ChaESAR also has exciting potential for tackling malaria. Current malaria vaccination has only 36% efficacy because the single antigen it targets is relevant to only one point in the life cycle of the parasite. Taking advantage of the antigens identified for all life-cycle stages, Chimeron is planning to use ChaESAR to simultaneously deliver multiple antigens against the parasite, to successfully fight infection whatever phase the parasite is in.
“Our transformative platform enables the design of broad-spectrum vaccines that not only are low-dose and can, therefore, vaccinate many more people, but are also easy to manufacture, store and distribute via existing workstreams and networks,” said Jolly Mazumdar, CEO of Chimeron Bio.

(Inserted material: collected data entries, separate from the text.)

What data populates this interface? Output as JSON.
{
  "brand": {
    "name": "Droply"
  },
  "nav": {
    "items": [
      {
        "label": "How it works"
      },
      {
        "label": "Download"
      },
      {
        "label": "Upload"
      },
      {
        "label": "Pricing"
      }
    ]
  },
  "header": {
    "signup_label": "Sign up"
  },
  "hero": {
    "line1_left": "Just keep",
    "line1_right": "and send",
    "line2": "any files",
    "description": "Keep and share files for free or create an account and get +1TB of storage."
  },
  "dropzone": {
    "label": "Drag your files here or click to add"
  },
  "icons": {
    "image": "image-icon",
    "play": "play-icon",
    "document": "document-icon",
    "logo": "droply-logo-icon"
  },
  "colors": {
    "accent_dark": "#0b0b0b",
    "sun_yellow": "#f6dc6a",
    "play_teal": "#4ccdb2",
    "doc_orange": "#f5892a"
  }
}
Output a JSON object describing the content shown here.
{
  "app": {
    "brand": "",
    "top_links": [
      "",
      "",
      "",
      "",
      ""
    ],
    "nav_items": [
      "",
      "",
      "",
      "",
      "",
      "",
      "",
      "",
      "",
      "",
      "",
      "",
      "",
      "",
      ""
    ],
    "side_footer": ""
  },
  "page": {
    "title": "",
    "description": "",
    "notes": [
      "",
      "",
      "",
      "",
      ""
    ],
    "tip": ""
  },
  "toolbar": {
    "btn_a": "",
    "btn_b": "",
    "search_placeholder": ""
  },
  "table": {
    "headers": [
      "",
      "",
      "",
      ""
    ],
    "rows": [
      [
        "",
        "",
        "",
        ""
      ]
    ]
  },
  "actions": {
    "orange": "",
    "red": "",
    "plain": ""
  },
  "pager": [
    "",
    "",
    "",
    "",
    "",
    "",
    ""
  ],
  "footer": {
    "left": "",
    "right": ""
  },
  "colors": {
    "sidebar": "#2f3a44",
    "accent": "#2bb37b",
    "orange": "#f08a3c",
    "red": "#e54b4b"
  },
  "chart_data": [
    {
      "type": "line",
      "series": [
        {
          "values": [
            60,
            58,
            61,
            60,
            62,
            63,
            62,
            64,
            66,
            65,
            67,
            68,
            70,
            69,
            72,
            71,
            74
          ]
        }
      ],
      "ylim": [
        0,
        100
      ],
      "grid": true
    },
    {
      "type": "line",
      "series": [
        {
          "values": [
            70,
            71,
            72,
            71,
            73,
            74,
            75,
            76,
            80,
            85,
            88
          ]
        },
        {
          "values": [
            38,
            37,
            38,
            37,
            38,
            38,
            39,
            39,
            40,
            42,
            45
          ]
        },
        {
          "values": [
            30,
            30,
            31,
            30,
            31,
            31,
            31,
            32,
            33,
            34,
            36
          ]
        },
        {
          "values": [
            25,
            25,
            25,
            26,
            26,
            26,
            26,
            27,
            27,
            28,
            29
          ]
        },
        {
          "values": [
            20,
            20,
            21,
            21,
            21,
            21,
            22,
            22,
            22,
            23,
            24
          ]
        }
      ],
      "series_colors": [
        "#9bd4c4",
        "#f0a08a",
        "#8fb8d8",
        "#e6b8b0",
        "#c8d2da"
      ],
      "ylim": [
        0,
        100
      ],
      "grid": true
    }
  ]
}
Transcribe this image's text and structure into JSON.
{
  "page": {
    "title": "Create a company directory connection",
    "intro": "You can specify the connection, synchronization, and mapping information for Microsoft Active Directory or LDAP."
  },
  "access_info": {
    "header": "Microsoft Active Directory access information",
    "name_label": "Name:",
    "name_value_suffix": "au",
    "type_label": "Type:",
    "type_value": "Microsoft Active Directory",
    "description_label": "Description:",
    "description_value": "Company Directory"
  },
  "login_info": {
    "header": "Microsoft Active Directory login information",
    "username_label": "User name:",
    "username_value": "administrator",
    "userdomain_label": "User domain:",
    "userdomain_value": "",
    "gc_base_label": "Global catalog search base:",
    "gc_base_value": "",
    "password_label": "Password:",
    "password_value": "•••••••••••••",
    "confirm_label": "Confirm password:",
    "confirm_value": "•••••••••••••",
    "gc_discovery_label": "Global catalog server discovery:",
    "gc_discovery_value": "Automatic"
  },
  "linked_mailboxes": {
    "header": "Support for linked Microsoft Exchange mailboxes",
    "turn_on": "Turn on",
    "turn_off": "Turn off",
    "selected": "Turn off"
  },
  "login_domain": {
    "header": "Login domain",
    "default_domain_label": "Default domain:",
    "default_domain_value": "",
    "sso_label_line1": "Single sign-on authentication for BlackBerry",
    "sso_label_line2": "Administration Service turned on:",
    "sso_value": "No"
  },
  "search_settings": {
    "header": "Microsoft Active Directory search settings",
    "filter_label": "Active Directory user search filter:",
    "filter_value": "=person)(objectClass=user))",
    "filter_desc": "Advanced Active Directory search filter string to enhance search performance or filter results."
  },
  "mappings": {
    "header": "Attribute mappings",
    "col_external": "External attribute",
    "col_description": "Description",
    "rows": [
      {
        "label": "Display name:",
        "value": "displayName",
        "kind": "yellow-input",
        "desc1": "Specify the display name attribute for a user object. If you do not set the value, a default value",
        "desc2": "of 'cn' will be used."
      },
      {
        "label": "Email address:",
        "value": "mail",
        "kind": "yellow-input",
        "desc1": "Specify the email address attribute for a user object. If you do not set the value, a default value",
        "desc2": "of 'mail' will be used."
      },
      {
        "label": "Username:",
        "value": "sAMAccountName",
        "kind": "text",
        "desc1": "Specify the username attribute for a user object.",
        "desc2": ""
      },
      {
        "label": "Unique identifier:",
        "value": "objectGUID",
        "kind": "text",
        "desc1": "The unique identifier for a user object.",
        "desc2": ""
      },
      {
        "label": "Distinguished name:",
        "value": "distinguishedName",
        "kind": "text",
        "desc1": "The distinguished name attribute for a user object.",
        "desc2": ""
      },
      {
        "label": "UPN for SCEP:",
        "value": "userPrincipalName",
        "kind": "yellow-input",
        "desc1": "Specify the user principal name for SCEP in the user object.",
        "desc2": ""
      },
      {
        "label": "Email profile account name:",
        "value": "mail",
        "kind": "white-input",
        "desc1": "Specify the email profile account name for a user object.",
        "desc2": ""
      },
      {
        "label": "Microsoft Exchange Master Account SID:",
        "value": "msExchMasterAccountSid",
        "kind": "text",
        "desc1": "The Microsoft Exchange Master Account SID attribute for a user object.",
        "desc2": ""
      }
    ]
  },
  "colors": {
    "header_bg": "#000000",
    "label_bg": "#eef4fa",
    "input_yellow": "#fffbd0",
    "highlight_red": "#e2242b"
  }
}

Additionally, Chimeron’s pipeline includes four RNA therapeutics programs for treating solid tumors. Each program delivers multiple genes, and the designs range from an off-the-shelf personalized cancer vaccine (lead program CB-101) to cytokine delivery for modulating the tumor microenvironment. Preclinical data show that CB-101 inhibits tumor growth in vivo and demonstrates translational activity in human cancer cell lines.
The company also has a gene-therapy program, CB-151, for patients with alpha-1 antitrypsin deficiency (AATD), a rare genetic disease involving a toxic mutated form of AAT that can cause distinct lung and liver problems. Uniquely, CB-151 delivers both a healthy saRNA and a small interfering RNA to provide functional AAT and reduce mutant AAT, respectively, with in vitro data in liver cells confirming the feasibility of such a particle design.
Open for partnering
With such broad and translatable technology capabilities, Chimeron is open to a variety of collaborations. Potential partnerships include biopharma companies looking to develop novel vaccines with broad-spectrum protection against infectious diseases via the co-delivery of multiple antigens, for a heterologous prime-boost approach, or by leveraging the ChaESAR NLNP for low-dose durable expression of target genes or antigens.
“We are using our first-in-class platform to transform RNA therapy,” said Mazumdar. “Our novel therapeutics and vaccines are highly differentiated and stand to improve patient access and outcomes worldwide.”